‘And now you have coffee too.’ Erin returns, resting her hand on my shoulder briefly as she passes me a mug. ‘You’re all set.’
Gosh, I’m feeling a spot of performance anxiety now, I don’t know if I can even remember how to cast on. Under, over, through. Under, over, through. I can hear my gran’s voice in my ear as clear as when I was eight years old. I take a gulp of coffee, my eyes skittering around the various knitting projects the women are working on. Brianne has a complicated white shawl on the go and Erin is making a silver-grey pompom, presumably to finish off a hat. I drink slowly, using the cover of their chat as a shield while I try to remember what to do. Dolores lowers the sleeve she’s working on every so often to shoot me a watchful look. I wish she wouldn’t, she’s not helping my brain fog. Ailsa tucks her blue hair behind her ears and reaches into a bag at her feet, pulling out fresh needles and some bright yellow yarn.
‘Almost forgot,’ she says. ‘I need to make another new patch for that stool Julia insists on not chucking away.’ She looks at me. ‘My wife has this stool as old as God’s dog in her painting studio, won’t sit on anything else.’
‘Another patch?’ Brianne says, surprised. ‘Sure, it must be more patches than cloth by now.’
Ailsa shrugs, throwing me a discreet wink as she picks up the fresh needles and yarn. And then I get it, and I pick up my needles and yarn too, mirroring her movements until my hands remember the moves for themselves again. Dolores glances up and I smile, proud of the stormy-grey row of stitches that have appeared on my needles. Ailsa shoots me a smile as she ducks to shove the beginnings of the yellow patch back into her bag. I don’t think Julia’s stool needed patching at all.
‘Scarf?’ Delta nods towards my needles.
I hadn’t got that far. ‘Umm, yes,’ I say. ‘Think so.’
‘Good,’ Carmen says. ‘My wool is the warmest on the island.’
Now I’m one hundred per cent certain she’s deliberately winding Dolores up.
‘Or we have a squares basket here,’ Brianne says, pointing to a wicker basket on the floor. ‘We all make a square every now and then and throw it in, and when we have enough, we make them up into a blanket.’ She picks out a couple to show me.
‘Oh, cool idea,’ I say.

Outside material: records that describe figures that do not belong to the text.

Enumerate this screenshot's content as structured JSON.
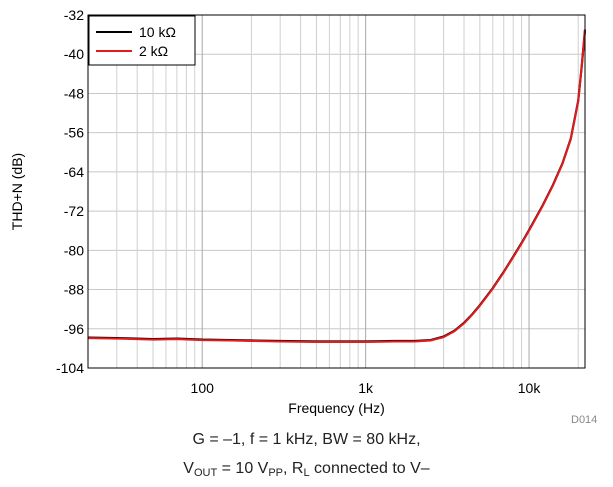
{
  "chart_data": {
    "type": "line",
    "xlabel": "Frequency (Hz)",
    "ylabel": "THD+N (dB)",
    "xscale": "log",
    "xlim": [
      20,
      22000
    ],
    "ylim": [
      -104,
      -32
    ],
    "yticks": [
      -32,
      -40,
      -48,
      -56,
      -64,
      -72,
      -80,
      -88,
      -96,
      -104
    ],
    "xticks": [
      {
        "value": 100,
        "label": "100"
      },
      {
        "value": 1000,
        "label": "1k"
      },
      {
        "value": 10000,
        "label": "10k"
      }
    ],
    "grid": true,
    "legend": {
      "placement": "top-left"
    },
    "series": [
      {
        "name": "10 kΩ",
        "color": "#000000",
        "x": [
          20,
          30,
          50,
          70,
          100,
          150,
          200,
          300,
          500,
          700,
          1000,
          1500,
          2000,
          2500,
          3000,
          3500,
          4000,
          4500,
          5000,
          6000,
          7000,
          8000,
          9000,
          10000,
          12000,
          14000,
          16000,
          18000,
          20000,
          21000,
          22000
        ],
        "y": [
          -97.8,
          -97.9,
          -98.1,
          -98.0,
          -98.2,
          -98.3,
          -98.4,
          -98.5,
          -98.6,
          -98.6,
          -98.6,
          -98.5,
          -98.5,
          -98.3,
          -97.6,
          -96.4,
          -94.8,
          -93.0,
          -91.2,
          -87.7,
          -84.4,
          -81.3,
          -78.5,
          -75.9,
          -71.1,
          -66.7,
          -62.3,
          -57.2,
          -49.5,
          -42.5,
          -35.0
        ]
      },
      {
        "name": "2 kΩ",
        "color": "#e41a1c",
        "x": [
          20,
          30,
          50,
          70,
          100,
          150,
          200,
          300,
          500,
          700,
          1000,
          1500,
          2000,
          2500,
          3000,
          3500,
          4000,
          4500,
          5000,
          6000,
          7000,
          8000,
          9000,
          10000,
          12000,
          14000,
          16000,
          18000,
          20000,
          21000,
          22000
        ],
        "y": [
          -97.9,
          -98.0,
          -98.2,
          -98.1,
          -98.3,
          -98.4,
          -98.5,
          -98.6,
          -98.7,
          -98.7,
          -98.7,
          -98.6,
          -98.6,
          -98.4,
          -97.7,
          -96.5,
          -94.9,
          -93.1,
          -91.3,
          -87.8,
          -84.5,
          -81.4,
          -78.6,
          -76.0,
          -71.2,
          -66.8,
          -62.4,
          -57.3,
          -49.6,
          -42.6,
          -35.1
        ]
      }
    ]
  },
  "figure_ref": "D014",
  "caption": {
    "line1": "G = –1, f = 1 kHz, BW = 80 kHz,",
    "line2_vout": "V",
    "line2_vout_sub": "OUT",
    "line2_eq": " = 10 V",
    "line2_vpp_sub": "PP",
    "line2_mid": ", R",
    "line2_rl_sub": "L",
    "line2_end": " connected to V–"
  }
}
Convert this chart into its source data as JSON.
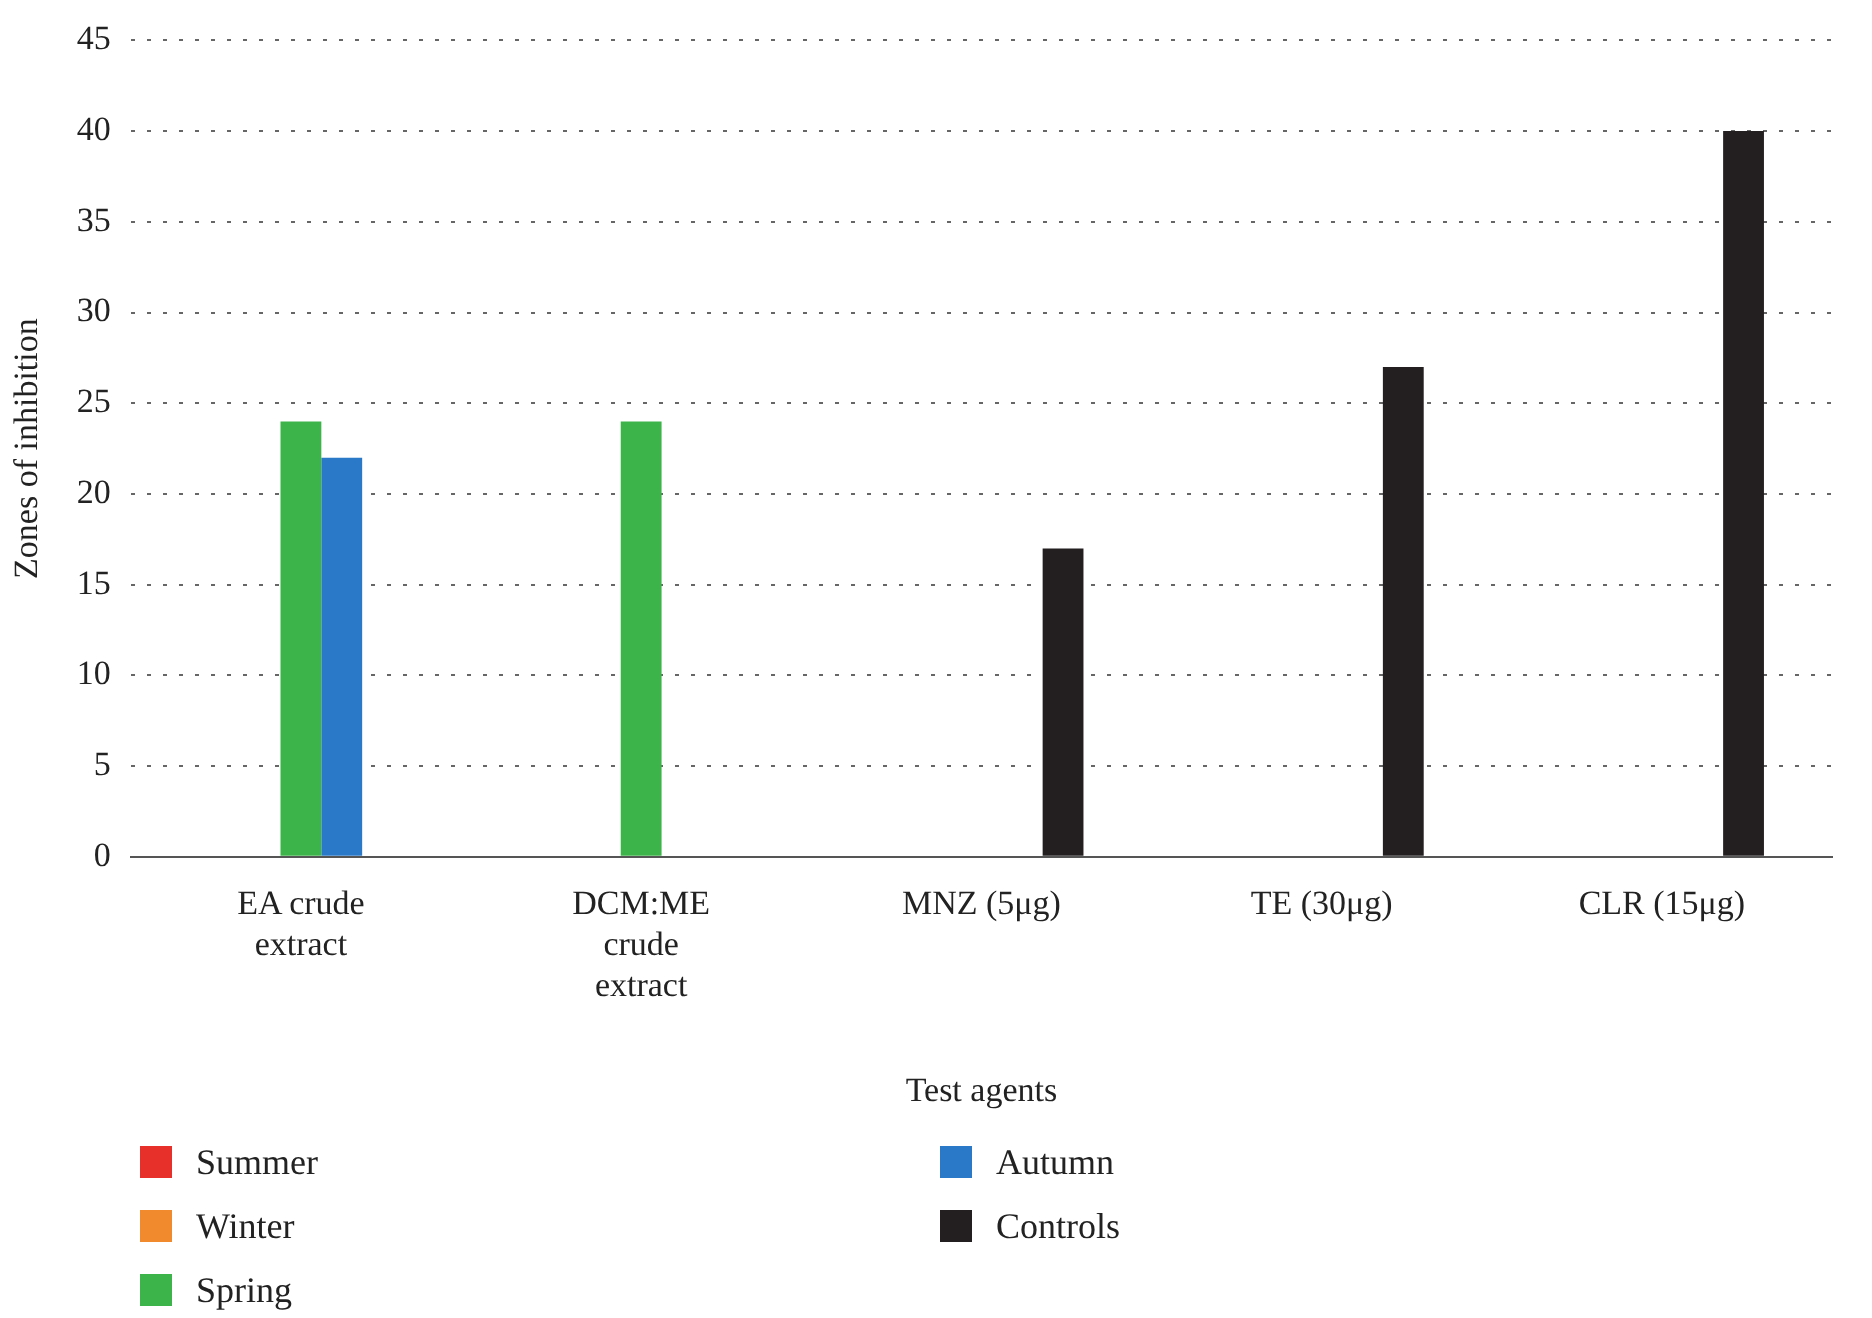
{
  "chart_data": {
    "type": "bar",
    "xlabel": "Test agents",
    "ylabel": "Zones of inhibition",
    "categories": [
      "EA crude extract",
      "DCM:ME crude extract",
      "MNZ (5μg)",
      "TE (30μg)",
      "CLR (15μg)"
    ],
    "series": [
      {
        "name": "Summer",
        "color": "#e8302a",
        "values": [
          null,
          null,
          null,
          null,
          null
        ]
      },
      {
        "name": "Winter",
        "color": "#f08a2c",
        "values": [
          null,
          null,
          null,
          null,
          null
        ]
      },
      {
        "name": "Spring",
        "color": "#3cb44a",
        "values": [
          24,
          24,
          null,
          null,
          null
        ]
      },
      {
        "name": "Autumn",
        "color": "#2a78c8",
        "values": [
          22,
          null,
          null,
          null,
          null
        ]
      },
      {
        "name": "Controls",
        "color": "#231f20",
        "values": [
          null,
          null,
          17,
          27,
          40
        ]
      }
    ],
    "ylim": [
      0,
      45
    ],
    "yticks": [
      0,
      5,
      10,
      15,
      20,
      25,
      30,
      35,
      40,
      45
    ],
    "grid": "y",
    "legend": "bottom"
  }
}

And what a cool circle of women, I think, so varied in age and life experience and attitude. I hadn’t given much thought to the islanders, but I guess I’d lazily imagined that the residents would fit into a certain type. Farmer-ish. Hearty. I hadn’t expected Delta’s tattoos or Brianne’s on-point cat-eye or Ailsa’s blue-tipped hair. I hadn’t planned on knitting either.
‘Do you do yoga?’ Erin asks. ‘I run classes if you fancy coming along.’
‘I might, thank you,’ I say, warmed by the coffee and sense of inclusion.
‘Will you be staying long?’ Carmen asks, peering at me over her glasses.
My mouth twists. ‘I don’t know, really. I’m booked for a month, but it’s all a bit up in the air with Mack over at the lodge too.’
‘Must be cosy,’ Delta says, coy. ‘You and Luke Skywalker squashed up together in that tiny place.’
‘Luke Skywalker?’ I say.
‘Bree said he looks like him,’ Delta laughs, poking Brianne, who turns pink.
‘I did not,’ she says hotly.
‘You definitely did,’ Delta insists. ‘In the pub, the other night.’
‘I think you mean Han Solo,’ I say, realizing the villagers have been discussing us over a pint.
‘Do I now?’ Delta’s lively green eyes flash. ‘Then I definitely need to call over and see you guys soon.’
‘You’ll do no such thing,’ Dolores chips in. ‘No grandchild of mine is being born on Wailing Hill.’
‘Is that the name of the hill by Otter Lodge?’ I say. I glance at Delta, remembering the first time we met.
Erin, the doctor’s wife, looks up from counting stitches. ‘There used to be a woman here called Clara, who’d shout herself hoarse up there every morning, some kind of wailing therapy she’d been taught in the Middle East.’
‘She died a while back,’ Delta says, mildly. ‘She was pretty ancient though, so maybe there was something in all that wailing after all.’ I get the feeling that she keeps her own visits to the hill to herself.
‘Not as old as me,’ Carmen sniffs. ‘And I’ve never felt inclined to wail in my life.’